Cardinal Health, which operates 27 DEA-registered distribution facilities, failed to report suspicious orders of hydrocodone, the generic form of a prescription painkiller classified under federal narcotics law as a Schedule III controlled substance. Cardinal distributed the drugs to pharmacies that filled non-legitimate prescriptions originating from rogue pharmacy Web sites.

The seven U.S. Attorneys Offices that brought the suit alleged that the orders Cardinal received from these pharmacies “were unusually large, unusually frequent, and/or deviated substantially from the normal pattern.” According to the DEA, Cardinal’s conduct allowed the “diversion” of millions of dosage units of hydrocodone from legitimate to non-legitimate channels.

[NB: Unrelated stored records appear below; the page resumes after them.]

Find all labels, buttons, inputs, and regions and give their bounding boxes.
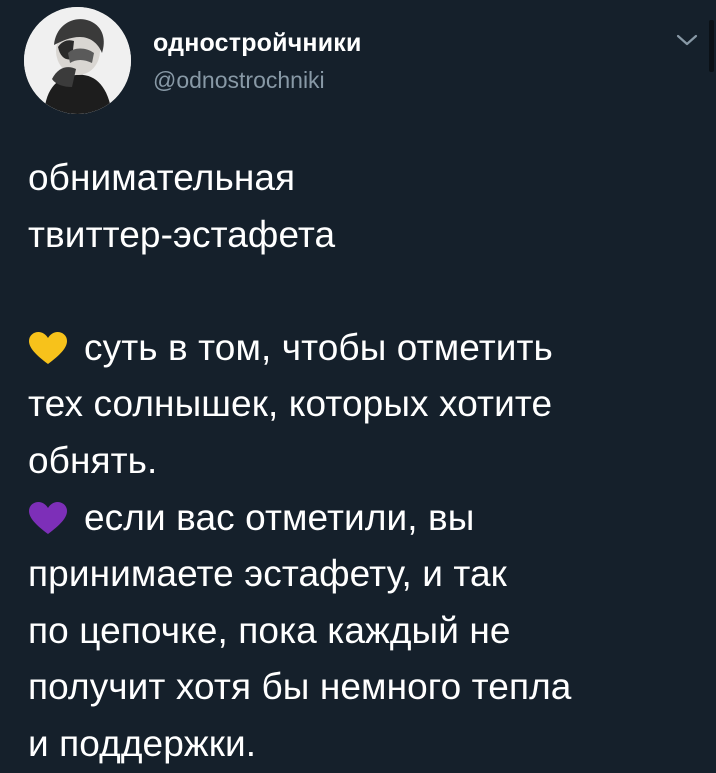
paragraph-2-text-1: если вас отметили, вы xyxy=(84,496,475,538)
paragraph-2-line-5: и поддержки. xyxy=(28,722,257,764)
chevron-down-icon[interactable] xyxy=(674,30,700,50)
tweet-title-line-1: обнимательная xyxy=(28,157,296,198)
paragraph-1-line-1: суть в том, чтобы отметить xyxy=(28,320,700,377)
account-handle[interactable]: @odnostrochniki xyxy=(153,65,362,95)
paragraph-2-line-1: если вас отметили, вы xyxy=(28,490,700,547)
paragraph-2-line-4: получит хотя бы немного тепла xyxy=(28,666,572,708)
paragraph-1-line-3: обнять. xyxy=(28,439,158,481)
paragraph-2-line-2: принимаете эстафету, и так xyxy=(28,553,507,595)
tweet-header: одностройчники @odnostrochniki xyxy=(24,6,362,114)
paragraph-1-line-2: тех солнышек, которых хотите xyxy=(28,383,553,425)
display-name[interactable]: одностройчники xyxy=(153,27,362,59)
account-names: одностройчники @odnostrochniki xyxy=(153,27,362,95)
scrollbar[interactable] xyxy=(709,20,714,72)
tweet-title-line-2: твиттер-эстафета xyxy=(28,213,336,255)
avatar-photo-icon xyxy=(24,6,131,114)
tweet-card: одностройчники @odnostrochniki обнимател… xyxy=(0,0,716,764)
paragraph-1-text-1: суть в том, чтобы отметить xyxy=(84,326,553,368)
avatar[interactable] xyxy=(24,6,131,114)
tweet-text: обнимательная твиттер-эстафета суть в то… xyxy=(28,150,700,773)
paragraph-2-line-3: по цепочке, пока каждый не xyxy=(28,609,511,651)
yellow-heart-icon xyxy=(28,325,68,364)
purple-heart-icon xyxy=(28,495,68,534)
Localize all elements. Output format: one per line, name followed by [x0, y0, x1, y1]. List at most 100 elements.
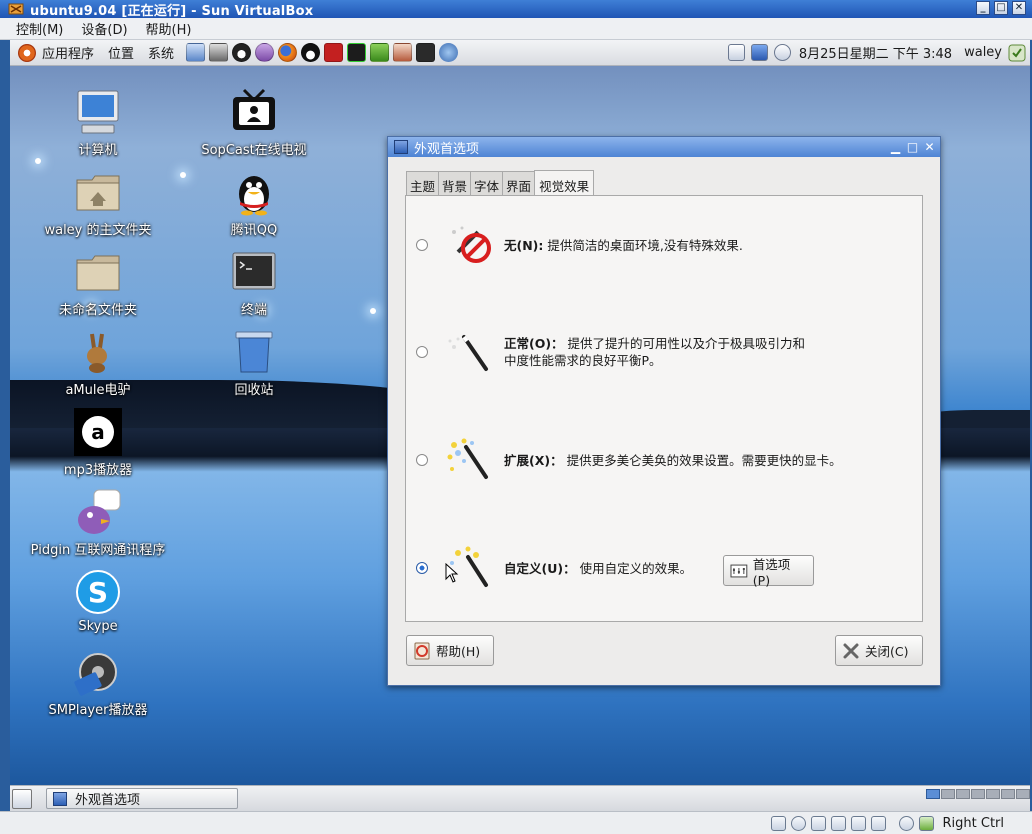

DEA regulations require all manufacturers and distributors to report suspicious orders of controlled substances.

“The onus is on the warehouse distributor to determine if an order is suspicious,” explains Dale Swoffer, senior vice president of information technology for wholesale distributor Harvard Drug Group. “The DEA is telling warehouse distributors to look at their customers’ buying patterns and determine whether an order is suspicious, then put the order on hold. But the DEA doesn’t define suspicious.”

During its investigation, the DEA stripped three of Cardinal’s DCs of their licenses to distribute controlled substances. Those licenses were reinstated under the settlement agreement. In addition, a fourth distribution center at which the company voluntarily suspended distribution services was re-opened in September.

In addition to paying the settlement, Cardinal has expanded its training processes, installed new technology that automatically sidelines potentially suspicious orders for further investigation, and expanded its compliance management team.